As the first step, however, it is incumbent upon the Plaintiff to make an election concerning which automobile damage expert she will call as an affirmative witness. The defendant is entitled to the identity of the proposed witness so that it may make a determination about whether a deposition is required of the expert, to schedule the deposition and to get back transcripts of the testimony all before the conclusion of the discovery process on July 10, 2014. Plaintiff may not call both witnesses in her case in chief since they each clearly would be opining on the same topic.

As to rebuttal witnesses, Rule 26 provides, that "[a]bsent a stipulation or a court order. if the evidence is intended solely to contradict or rebut evidence on the same subject matter identified by another party under Rule 26(a)(2)(B) or (C), ..." the expert must be disclosed within 30 days after the other party's affirmative disclosure. Fed.R.Civ.P. 26(a)(2)(D)(ii). The court set the date for disclosure of affirmative experts as March 31, 2014 and the date for disclosure of rebuttal experts as June 6, 2014. (Minute Order [Doc. No. 20].) The Plaintiff apparently disclosed at least one of her proposed rebuttal experts, Bradley Gibson, MD, neurologist, earlier than required. (Mot. at ¶ 10.) Plaintiff claims that this witness will only be called as rebuttal to Defendant's expert, Gregory Reichhardt, M.D., should Dr. Reichardt be called to testify by Defendant. (Reply at ¶ 7.)

The Scheduling Order form adopted by the court and used by the parties in this case does not distinguish between affirmative or rebuttal expert witness limitations. Scheduling Order at § 9(d)(2). However, to hold that the limitation is only applicable to affirmative experts would invite the very abuse the limitation is designed to prohibit. As the case currently stands, the parties collectively have been allowed a total of ten retained expert witnesses to testify at the trial, whether in the case-in-chief or in rebuttal, in addition to Plaintiff's numerous treating medical providers. If the allowable number was to include only affirmative experts, that number would expand to an extraordinary twenty or more retained experts in the trial. Even if the court grants the plaintiff's request for seven experts per side, the case is expanded to fourteen retained experts.

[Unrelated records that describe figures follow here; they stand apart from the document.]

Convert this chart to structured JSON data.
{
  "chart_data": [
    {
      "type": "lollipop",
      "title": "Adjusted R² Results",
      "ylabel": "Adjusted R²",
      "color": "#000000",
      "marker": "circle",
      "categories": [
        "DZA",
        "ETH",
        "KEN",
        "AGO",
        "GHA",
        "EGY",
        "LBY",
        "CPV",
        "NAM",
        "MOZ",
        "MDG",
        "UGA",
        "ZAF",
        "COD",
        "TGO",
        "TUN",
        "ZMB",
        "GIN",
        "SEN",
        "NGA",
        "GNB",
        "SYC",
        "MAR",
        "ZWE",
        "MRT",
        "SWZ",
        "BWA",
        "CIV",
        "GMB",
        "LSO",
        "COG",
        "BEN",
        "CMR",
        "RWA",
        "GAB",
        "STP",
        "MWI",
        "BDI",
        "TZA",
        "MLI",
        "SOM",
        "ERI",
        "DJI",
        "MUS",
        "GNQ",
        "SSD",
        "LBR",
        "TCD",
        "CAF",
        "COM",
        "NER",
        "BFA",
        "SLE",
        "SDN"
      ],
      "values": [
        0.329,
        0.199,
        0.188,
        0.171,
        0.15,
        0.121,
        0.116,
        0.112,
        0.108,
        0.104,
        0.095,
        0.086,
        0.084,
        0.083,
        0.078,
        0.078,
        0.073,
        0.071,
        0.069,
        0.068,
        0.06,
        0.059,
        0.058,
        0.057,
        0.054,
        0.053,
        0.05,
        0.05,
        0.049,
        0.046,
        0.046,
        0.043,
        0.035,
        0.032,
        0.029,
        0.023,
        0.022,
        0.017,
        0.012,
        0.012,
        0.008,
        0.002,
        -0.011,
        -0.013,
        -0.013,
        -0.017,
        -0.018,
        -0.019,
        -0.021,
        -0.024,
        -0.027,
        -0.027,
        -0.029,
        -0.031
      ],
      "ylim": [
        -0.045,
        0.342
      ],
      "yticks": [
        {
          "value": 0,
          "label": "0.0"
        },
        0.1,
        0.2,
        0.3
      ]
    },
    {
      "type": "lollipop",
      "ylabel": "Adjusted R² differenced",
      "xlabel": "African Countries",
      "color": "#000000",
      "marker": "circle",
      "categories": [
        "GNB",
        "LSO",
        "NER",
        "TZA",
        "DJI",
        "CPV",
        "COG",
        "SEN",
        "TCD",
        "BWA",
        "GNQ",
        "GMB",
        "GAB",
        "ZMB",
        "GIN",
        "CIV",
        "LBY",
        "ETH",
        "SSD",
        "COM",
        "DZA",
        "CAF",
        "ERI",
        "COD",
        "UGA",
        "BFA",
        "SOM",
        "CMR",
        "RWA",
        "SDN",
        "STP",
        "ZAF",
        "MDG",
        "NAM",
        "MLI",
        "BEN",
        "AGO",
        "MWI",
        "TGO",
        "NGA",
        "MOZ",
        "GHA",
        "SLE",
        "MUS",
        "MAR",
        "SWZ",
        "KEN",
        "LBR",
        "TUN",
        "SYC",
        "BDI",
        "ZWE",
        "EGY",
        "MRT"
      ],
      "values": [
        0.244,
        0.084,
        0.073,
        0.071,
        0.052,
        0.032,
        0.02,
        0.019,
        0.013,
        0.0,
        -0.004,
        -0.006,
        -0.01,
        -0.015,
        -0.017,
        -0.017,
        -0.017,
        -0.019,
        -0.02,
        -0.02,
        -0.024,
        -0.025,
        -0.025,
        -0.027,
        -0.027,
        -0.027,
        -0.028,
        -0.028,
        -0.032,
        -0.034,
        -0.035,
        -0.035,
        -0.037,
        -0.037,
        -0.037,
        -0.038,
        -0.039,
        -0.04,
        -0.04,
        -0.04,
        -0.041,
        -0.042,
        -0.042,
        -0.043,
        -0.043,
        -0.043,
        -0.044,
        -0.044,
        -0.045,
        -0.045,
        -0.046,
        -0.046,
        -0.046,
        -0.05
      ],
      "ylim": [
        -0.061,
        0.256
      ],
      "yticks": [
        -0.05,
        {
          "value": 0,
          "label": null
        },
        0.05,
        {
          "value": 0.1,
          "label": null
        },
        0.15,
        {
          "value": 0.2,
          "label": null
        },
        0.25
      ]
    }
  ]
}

Nonetheless, this court will grant the plaintiff leeway to present her case in the manner she desires since she is not proceeding against a defendant of limited means and will grant the request to expand the allowable number of retained expert witnesses, whether affirmative or rebuttal or both, to a total of seven per side.

It is therefore ORDERED

Plaintiff's Motion to Increase the Number of Retained Experts [Doc. No. 26] is GRANTED in part and DENIED in part as follows:

1. Section 9(d)(2) of the Scheduling Order is amended to allow each side up to seven retained expert witnesses;

2. On or before May 16, 2014, Plaintiff shall select and disclose to Defendant the expert witnesses, picked from those previously disclosed by Plaintiff, who she is designating as her affirmative retained experts who may be called to testify at trial.[3] Plaintiff may, at her discretion, withhold designation of her rebuttal witness(es) until June 6, 2014. In no event shall the combined total of retained expert witnesses, whether affirmative or in rebuttal, exceed seven retained expert witnesses per side.